Пенстемон набросилась на Асему, крича:
– Давай-ка разберемся!
– С моим гребаным удовольствием, – ответила Асема, сопровождая свои слова смертоносным взглядом. Девушки приняли боевую стойку. Я бы разняла их, но они обе были в перчатках. Асема с «Хелло, Китти», а Пен с «Человеком-пауком».
– Мяу, – произнесла Асема.
– Я поймаю тебя в свою паутину, – пообещала Пен.
– Хетта режет шоколадный торт, – нашлась я, прекращая их дурацкую дуэль.
Я села между Асемой и Грюном, чтобы съесть кусок торта. Это был плотный торт без муки, который я так любила. Украшенный сверху просеянной сахарной пудрой.
– Она сейчас легкая добыча, – шепнула Асема Грюну, бросая в мою сторону косой взгляд. – Давай-ка обратимся к Туки за помощью.
И она принялась рассказывать мне, как собирает пожертвования на ткань. Она и Грюн шили из нее баннеры для демонстраций протеста, направленных против банков, инвестирующих в Третью линию, означающую катастрофу для грядок дикого риса на водно-болотных угодьях и озерах.
– У вас все разговоры возвращаются к дикому рису, – прошамкала я, запихивая остатки торта в рот, чтобы уйти.
– Каждый разрушающий мир проект уничтожает что-то интимное, осязаемое и укорененное, – вздохнула Асема. – Дикий рис – это не просто вопрос культуры или деликатес, занимающий определенную нишу, это способ вести разговор о выживании человека.
– Я заплачу́, если ты заткнешься, – процедила я.
Она ухмыльнулась и протянула руку.
К тому времени, как все ушли, за исключением несгибаемых, костер догорел и превратился в кучку ароматных углей. Еще оставшиеся в нем поленья, сухие и плотные, отбрасывали тепло, излучая ровное сияние. Это была самая восхитительная часть многочасового сидения у открытого огня.

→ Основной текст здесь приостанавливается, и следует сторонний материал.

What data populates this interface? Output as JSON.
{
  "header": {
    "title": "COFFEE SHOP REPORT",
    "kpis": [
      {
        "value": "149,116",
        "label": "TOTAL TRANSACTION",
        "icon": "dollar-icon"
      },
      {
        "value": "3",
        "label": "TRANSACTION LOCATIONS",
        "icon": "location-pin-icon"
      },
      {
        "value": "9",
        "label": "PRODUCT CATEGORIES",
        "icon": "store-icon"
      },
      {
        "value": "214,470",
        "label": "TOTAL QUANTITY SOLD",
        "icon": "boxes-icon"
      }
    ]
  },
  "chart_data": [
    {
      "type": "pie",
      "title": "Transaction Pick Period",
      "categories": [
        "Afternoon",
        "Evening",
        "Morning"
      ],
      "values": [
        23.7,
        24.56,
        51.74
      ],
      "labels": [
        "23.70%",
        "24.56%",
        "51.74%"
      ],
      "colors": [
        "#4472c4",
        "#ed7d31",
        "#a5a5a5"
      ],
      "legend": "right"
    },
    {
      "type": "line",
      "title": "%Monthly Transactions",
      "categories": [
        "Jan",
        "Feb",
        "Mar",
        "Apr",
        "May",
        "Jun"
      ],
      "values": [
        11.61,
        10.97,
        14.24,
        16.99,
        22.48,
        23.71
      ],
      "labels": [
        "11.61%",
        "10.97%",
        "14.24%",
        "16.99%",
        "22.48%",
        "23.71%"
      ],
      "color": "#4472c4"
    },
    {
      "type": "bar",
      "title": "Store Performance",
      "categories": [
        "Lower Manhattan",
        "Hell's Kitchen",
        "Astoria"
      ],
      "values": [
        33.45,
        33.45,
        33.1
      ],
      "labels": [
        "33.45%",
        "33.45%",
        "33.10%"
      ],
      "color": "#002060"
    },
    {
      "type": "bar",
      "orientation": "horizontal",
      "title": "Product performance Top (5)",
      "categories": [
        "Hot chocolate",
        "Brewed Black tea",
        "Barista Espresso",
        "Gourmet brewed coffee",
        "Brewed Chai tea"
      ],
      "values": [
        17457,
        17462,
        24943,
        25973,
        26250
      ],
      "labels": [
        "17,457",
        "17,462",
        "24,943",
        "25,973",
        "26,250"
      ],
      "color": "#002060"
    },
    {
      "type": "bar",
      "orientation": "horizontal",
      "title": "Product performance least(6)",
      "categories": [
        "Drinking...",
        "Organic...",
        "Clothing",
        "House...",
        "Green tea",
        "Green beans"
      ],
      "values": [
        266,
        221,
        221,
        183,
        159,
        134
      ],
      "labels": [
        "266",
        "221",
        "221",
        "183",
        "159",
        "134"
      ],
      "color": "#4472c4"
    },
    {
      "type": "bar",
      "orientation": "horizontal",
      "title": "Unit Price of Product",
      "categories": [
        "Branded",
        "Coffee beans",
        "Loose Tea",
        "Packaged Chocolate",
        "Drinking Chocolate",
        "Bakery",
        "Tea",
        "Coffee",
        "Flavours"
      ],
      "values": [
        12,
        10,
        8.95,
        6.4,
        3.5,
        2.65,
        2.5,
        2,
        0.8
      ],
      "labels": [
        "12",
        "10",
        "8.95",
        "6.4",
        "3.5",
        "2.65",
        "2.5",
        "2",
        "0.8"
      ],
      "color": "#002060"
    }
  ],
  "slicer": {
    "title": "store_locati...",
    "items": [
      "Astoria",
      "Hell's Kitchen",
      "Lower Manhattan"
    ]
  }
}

Мы придвинулись близко к пылающим углям, шептавшим что-то, когда они потрескивали, испуская волшебный жар, который окутывал нас, но мог обжечь колени. Когда кто-то отодвигал стул назад, ваше лицо согревало комфортное тепло, зато спина и задница быстро становились ледяными. Поэтому слышался постоянный стук передвигаемых стульев и шарканье ног. Некоторые из нас начали рассказывать о путешествиях, которые совершали в юности, когда наши тела были более крепкими и выносливыми, чем мы ожидали. Поллукс отвез Хетту и Джарвиса домой на автобусе, вернулся и теперь снова устроился поудобнее.
– Ох уж мне эти автобусы, – проворчал он. – Иногда они ужасны, но в то же время ездить в них интересно.
Однажды мы с мужем ехали на междугороднем автобусе. Рядом сидела одна дама. На ней была джинсовая куртка, обрезанные джинсы, сексуальные сапоги и шляпа с широкими полями. Черная вуаль скрывала лицо. Пейзаж был скучным, и мы начали разговаривать. Через некоторое время женщина рассказала, что она кинозвезда, путешествующая инкогнито. Я спросила ее, почему она не летает на самолете. Она сказала, что собирает материал для роли в фильме. Я спросила об этой роли. Она сказала, что снимается в ремейке «Полуночного ковбоя», только теперь это будет «Полуночная ковбойша». Я спросила ее имя, и она приподняла вуаль. Ей-богу, это была она.
– Кто?
– Ким Бейсингер. Она была… Не могу описать.
– А я могу, – ввернула Асема. – Я видела ее старые фильмы. Она была безумно красива.
Поллукс наклонился:
– На нее было тяжело смотреть.
– Почему? – спросила я.
– Мне как будто солнце попало в глаза.
– Значит, она была ослепительно красива.
– Может быть, – согласился Поллукс, – но в то же время я бы не хотел оказаться на ее месте. Куда бы она ни пошла, на нее всегда пялятся посторонние.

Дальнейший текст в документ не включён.